If Mitt Romney is, as the New York Times Magazine this week describes him as all-business man, the world’s most boring superhero, Newt Gingrich is his polar opposite who has risen from the dead. He’s ahead in Iowa—but with little organization has yet to prove he can turn out Republican voters on his own. Politico’s headline: The return of Bad Newt—letting his healthy ego roam free again, littering the campaign trial with grand pronouncements about his celebrity, his significant political history and his ability to transform America,  But, as one veteran GOP strategist said, Gingrich has two modes— attack and brag.

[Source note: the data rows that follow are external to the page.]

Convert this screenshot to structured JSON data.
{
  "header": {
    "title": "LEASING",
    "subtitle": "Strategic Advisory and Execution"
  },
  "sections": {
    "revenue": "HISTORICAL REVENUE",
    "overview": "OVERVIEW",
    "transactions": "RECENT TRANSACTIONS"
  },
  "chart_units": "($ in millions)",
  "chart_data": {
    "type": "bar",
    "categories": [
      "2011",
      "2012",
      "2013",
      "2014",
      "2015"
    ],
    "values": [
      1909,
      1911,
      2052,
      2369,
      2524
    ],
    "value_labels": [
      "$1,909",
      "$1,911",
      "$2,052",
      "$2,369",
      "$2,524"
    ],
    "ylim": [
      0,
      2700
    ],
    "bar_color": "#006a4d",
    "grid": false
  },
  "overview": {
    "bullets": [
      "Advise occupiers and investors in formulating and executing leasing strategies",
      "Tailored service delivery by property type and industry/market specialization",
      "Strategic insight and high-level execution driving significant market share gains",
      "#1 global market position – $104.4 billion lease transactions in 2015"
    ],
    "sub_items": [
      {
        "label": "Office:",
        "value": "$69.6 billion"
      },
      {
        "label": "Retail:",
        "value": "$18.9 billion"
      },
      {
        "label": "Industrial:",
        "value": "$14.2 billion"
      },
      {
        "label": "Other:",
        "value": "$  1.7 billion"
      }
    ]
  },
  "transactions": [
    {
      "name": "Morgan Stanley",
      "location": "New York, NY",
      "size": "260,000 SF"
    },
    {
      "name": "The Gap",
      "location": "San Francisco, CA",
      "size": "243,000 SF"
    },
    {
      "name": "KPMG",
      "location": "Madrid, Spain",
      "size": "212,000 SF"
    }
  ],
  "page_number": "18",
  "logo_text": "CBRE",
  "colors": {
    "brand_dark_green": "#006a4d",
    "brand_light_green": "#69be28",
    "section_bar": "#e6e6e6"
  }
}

Last week he told Sean Hannity he helped lead the effort to defeat communism in Congress, only to then tell ABC News “I’m going to be the nominee.” Even descriptions of Callista, his third wife, reek of aggrandizement: “She actually describes herself as being a cross between Nancy Reagan and Laura Bush with a slight bit of Jackie Kennedy tossed in.” Dan Schnur, director of the Jesse Unruh Institute of Politics at USC, said “He’s been ‘Charming Newt’ recently. But the last couple of days have been a reminder of his other side.”

Solving the Jail Crisis

Last October Lee Baca, the Los Angeles County Sheriff, as a Los Angeles Times editorial noted, was more outraged by a federal investigation into the jails than the allegations of inmate abuse and deputy misconduct that triggered it. Since then he’s backed away from accusing the FBI of misconduct, blaming his command staff for keeping him in the dark, yet refusing to discipline anyone for it. An effort by a retired 32-year veteran to talk with Baca twice in 2010 about the problem met with little success, and now it appears the sheriff is blaming the top commander for not fixing the problem when, in fact, he was told the jail culture could not be changed. The Times has raised the question about whether the sheriff is capable of running, or reforming, the nation’s largest jail system. Baca once again is traveling in the Middle East, weighing terrorist threats as the world’s sheriff. Controversial Undersheriff Paul Tanaka, with a history of tight control over jails and the department, is in charge.

Quotable

Maureen Dowd, doubling down on Gringrich’s insensitive Dickensian remarks recently made at Harvard, where he said “it is tragic what we do in the poorest neighborhoods, entrapping children in child laws which are truly stupid,” adding that 9-year-olds could work as school janitors. Added Dowd: Has he not heard of the working poor? The problem isn’t that these kids aren’t working: it’s that they don’t have time with their parents, who often toil night and day.